“Account-ability leads to response-ability.”
~Stephen Covey
How do you foster accountability in the workplace? Some employees seem to embrace responsibility, show initiative, and own their projects, without any extra actions from you, their leader. It’s your job to show all of your team members that positive things happen when they embrace accountability in your workplace. And here’s how.
- Strike a balance between freedom and control. Give your team the ability to choose the correct path to solve workplace problems, within the larger organizational structure. After the first set of obvious solutions have come up, help your team come up with secondary solutions that will build on the first. Give them the floor, and they may surprise you.
- Ensure that roles are clearly defined. Clear expectations are the seed for personal accountability and ownership. People struggle with accountability when their roles are not obvious.
- Glorify team results! You can spread accountability to entire teams by focusing on successful processes, helping the entire team work toward a common goal, and ensuring that they each feel 100% accountable for the results. Make sure each team member is obligated to report progress and engage in the process.
- Who will you punish? No one! Singling out team members or employees for reprimand will only hinder your efforts of fostering an environment of accountability. If others hear that risk-taking may be punished, you can bet that they will draw into their shell. As we all know, disengaged employees lead to break down of the entire team.
- How about you? Show your own accountability to the goals you set for your team, with each meeting. Make yourself part of the progress reports, to convey the importance of everyone’s accountability.

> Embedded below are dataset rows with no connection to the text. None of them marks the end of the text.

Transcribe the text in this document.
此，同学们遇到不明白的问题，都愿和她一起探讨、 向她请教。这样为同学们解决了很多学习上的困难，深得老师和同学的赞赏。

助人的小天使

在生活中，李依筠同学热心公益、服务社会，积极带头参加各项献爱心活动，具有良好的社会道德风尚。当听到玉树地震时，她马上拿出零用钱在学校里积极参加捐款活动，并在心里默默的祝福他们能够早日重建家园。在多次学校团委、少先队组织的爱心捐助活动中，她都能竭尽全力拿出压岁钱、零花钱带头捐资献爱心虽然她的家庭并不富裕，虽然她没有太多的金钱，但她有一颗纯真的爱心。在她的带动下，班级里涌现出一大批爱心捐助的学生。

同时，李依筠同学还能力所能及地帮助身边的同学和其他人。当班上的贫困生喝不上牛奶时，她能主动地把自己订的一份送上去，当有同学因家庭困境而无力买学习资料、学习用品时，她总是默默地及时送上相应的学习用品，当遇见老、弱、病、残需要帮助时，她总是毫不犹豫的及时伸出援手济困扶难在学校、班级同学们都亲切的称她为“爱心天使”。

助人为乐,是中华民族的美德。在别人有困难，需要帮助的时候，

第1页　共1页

- Use evaluations. Make progress evaluations a clear expectation, and always follow through on them. Use multiple forms of feedback to assess employee success.
- What about integrity? Put that into your list of clarifications, at every kick-off meeting. Even if it should be expected by now, it’s worth repeating that you hold your team to a high standard of integrity. Ensure that people do what they say they will -that includes you!
Finally, as a leader, consider each decision as a builder of trust or fear. With each fork in the road, consider, “Is this decision going to build trust in my team or foster fear?” If fear is the answer, find a new direction.
“Professional accountability is a good thing. Without it, excellence is merely a pipe dream and even average performance isn’t a realistic expectation.”